The Sample Complexity of Membership Inference and Privacy Auditing
This addresses privacy auditing for machine learning practitioners by revealing potential underestimation in existing attacks, though it is incremental as it builds on prior work in a specific setting.
The paper tackles the problem of membership inference attacks by analyzing the sample complexity required for an attacker to succeed, specifically in Gaussian mean estimation. It shows that Ω(n + n^2 ρ^2) reference samples can be necessary, which is sometimes more than the training data size, indicating current attacks may underestimate risks.

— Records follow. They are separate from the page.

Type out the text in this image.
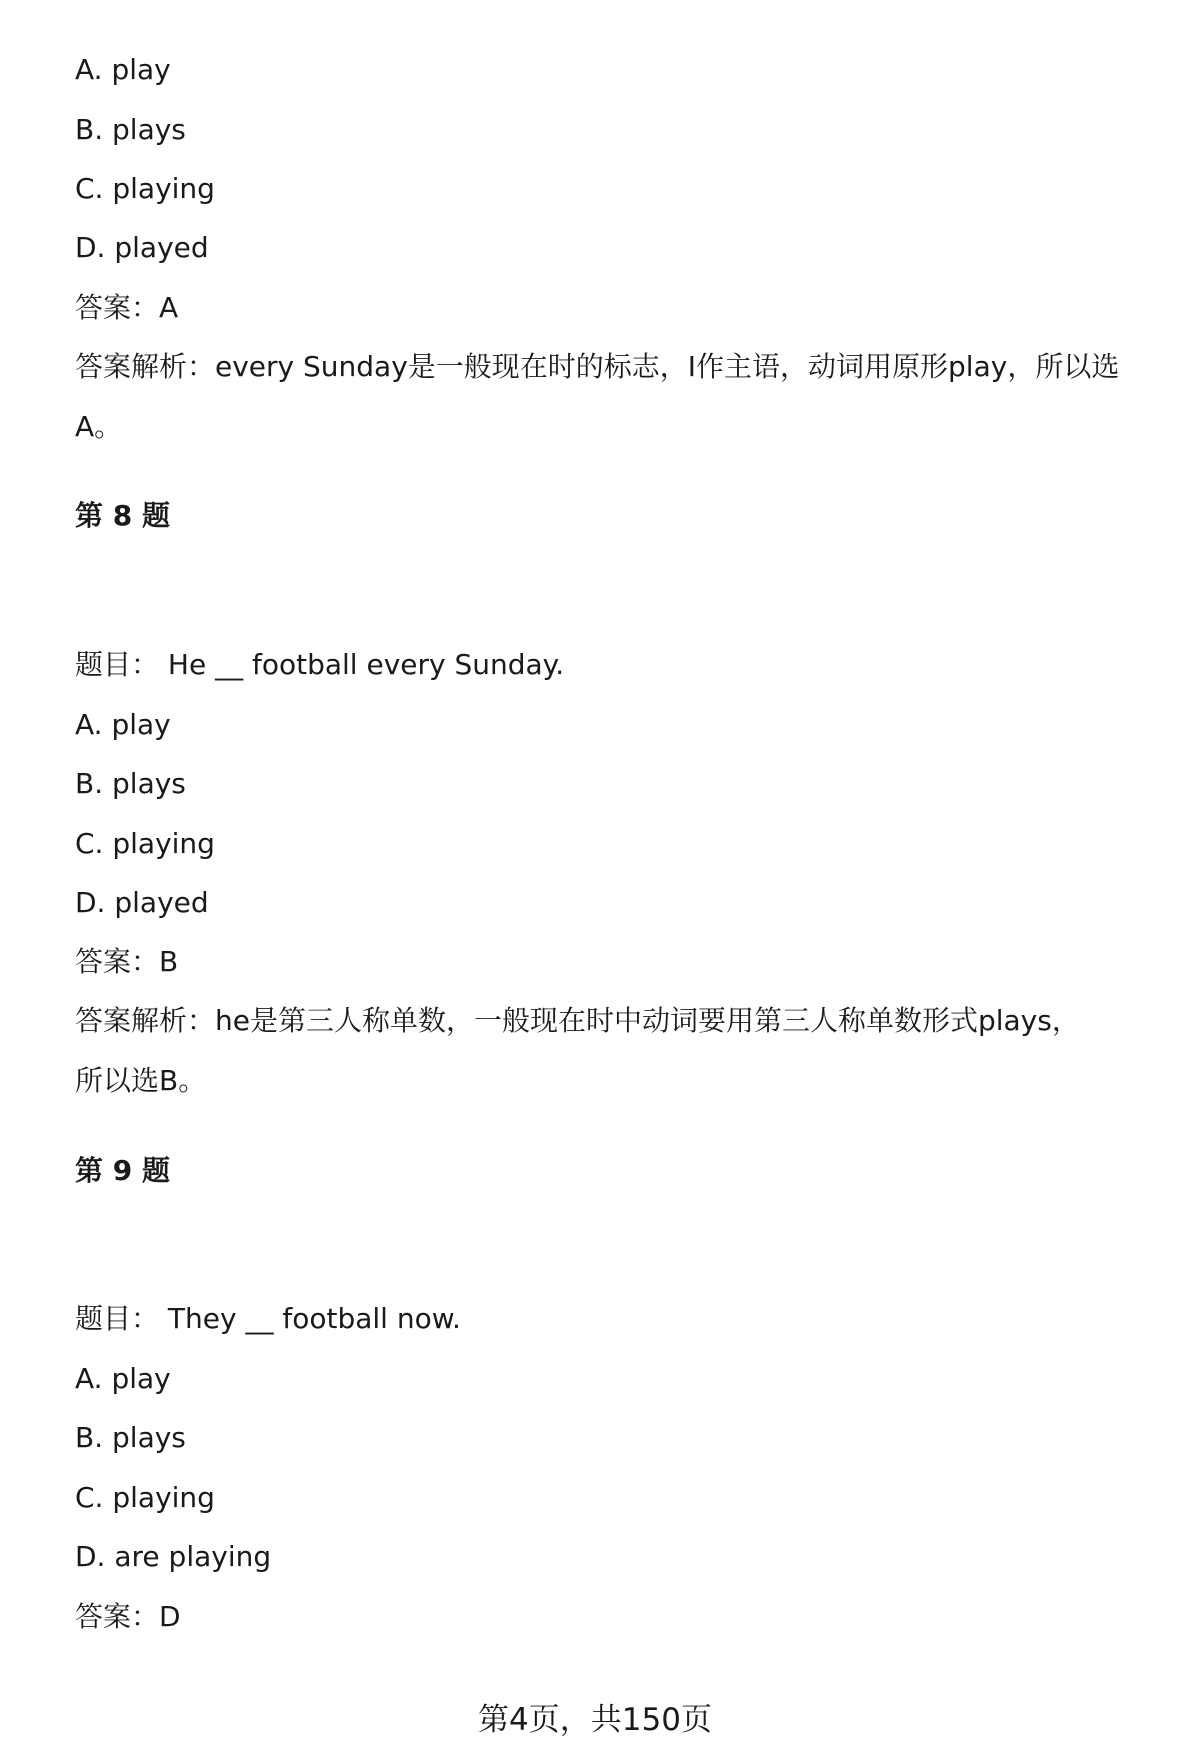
A. play

B. plays

C. playing

D. played

答案：A

答案解析：every Sunday是一般现在时的标志，I作主语，动词用原形play，所以选

A。

第 8 题

题目： He __ football every Sunday.

A. play

B. plays

C. playing

D. played

答案：B

答案解析：he是第三人称单数，一般现在时中动词要用第三人称单数形式plays，

所以选B。

第 9 题

题目： They __ football now.

A. play

B. plays

C. playing

D. are playing

答案：D

第4页，共150页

A membership-inference attack gets the output of a learning algorithm, and a target individual, and tries to determine whether this individual is a member of the training data or an independent sample from the same distribution. A successful membership-inference attack typically requires the attacker to have some knowledge about the distribution that the training data was sampled from, and this knowledge is often captured through a set of independent reference samples from that distribution. In this work we study how much information the attacker needs for membership inference by investigating the sample complexity-the minimum number of reference samples required-for a successful attack. We study this question in the fundamental setting of Gaussian mean estimation where the learning algorithm is given $n$ samples from a Gaussian distribution $\mathcal{N}(μ,Σ)$ in $d$ dimensions, and tries to estimate $\hatμ$ up to some error $\mathbb{E}[\|\hat μ- μ\|^2_Σ]\leq ρ^2 d$. Our result shows that for membership inference in this setting, $Ω(n + n^2 ρ^2)$ samples can be necessary to carry out any attack that competes with a fully informed attacker. Our result is the first to show that the attacker sometimes needs many more samples than the training algorithm uses to train the model. This result has significant implications for practice, as all attacks used in practice have a restricted form that uses $O(n)$ samples and cannot benefit from $ω(n)$ samples. Thus, these attacks may be underestimating the possibility of membership inference, and better attacks may be possible when information about the distribution is easy to obtain.